Neil Woodford has ditched his holding in GlaxoSmithKline (GSK) after 15 years as he shifts his UK Equity Income fund towards domestic cyclical names such as Lloyds Banking Group.
Mr Woodford said frustration with GSK's strategy and performance had led to the sale of his position. The manager had £1bn invested in the company across his portfolios as of the start of 2017, according to S&P Capital IQ.
"Put simply, investing in Glaxo has been a frustrating experience, with three out of the four business units perennial underperformers. Some investors remain hopeful of recovery but I am now less optimistic," he explained.
He said he had made a "complete disposal" of the company from his £10bn Equity Income fund. It had accounted for 6.4 per cent of the portfolio at the end of March.
Mr Woodford has previously criticised GSK for not splitting out its business streams in the name of shareholder value. The manager said his concerns, and those of other institutional investors, had gone ignored and were compounded by a change in chief executive last month.
"My base assumption now is that Glaxo remains a healthcare conglomerate with a sub-optimal business strategy, and shareholders face a cut to the dividend. These characteristics do not appeal to me as an investor," Mr Woodford said.
The manager has used this sale, a slight reduction in his position in British American Tobacco, and new inflows to up exposure to UK domestic names.
"As a result of our growing confidence in the long-term outlook for the UK economy, we have been selectively building a greater exposure to domestic cyclical businesses," he said.
As such, Mr Woodford has initiated a position in Lloyds Banking Group, on the expectation that the sector could fare better following a long period of post-crash rehabilitation.

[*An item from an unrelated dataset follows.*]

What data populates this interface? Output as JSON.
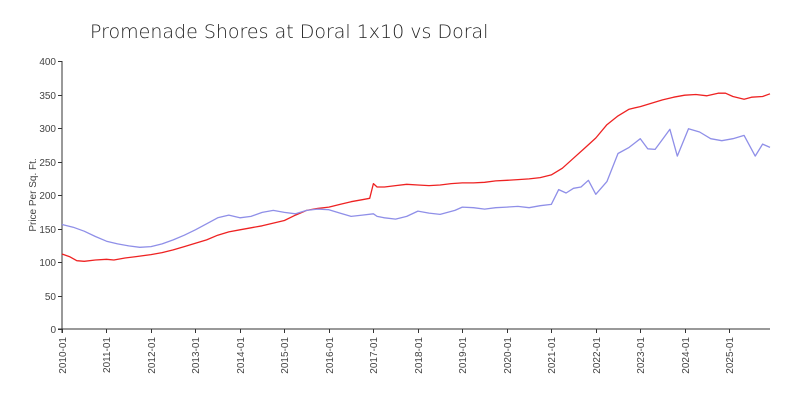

"We view Lloyds as a well-managed bank with a conservative approach to its balance sheet. Its valuation looks very attractive in our view, and it has the ability to pay a very healthy and growing level of dividend," the company said.
The manager has also added UK brick manufacturer Forterra to the fund, in the belief it will benefit from steady growth in the domestic construction industry in the coming years.
Other new additions include housebuilders Barratt Developments and Taylor Wimpey, student accommodation developer Watkin Jones and other companies in the construction materials, real estate and technology services industries.
"We have been keen to take advantage of what we see as a compelling, contrarian opportunity in domestic stocks and the portfolio is now poised to capture that opportunity," he added.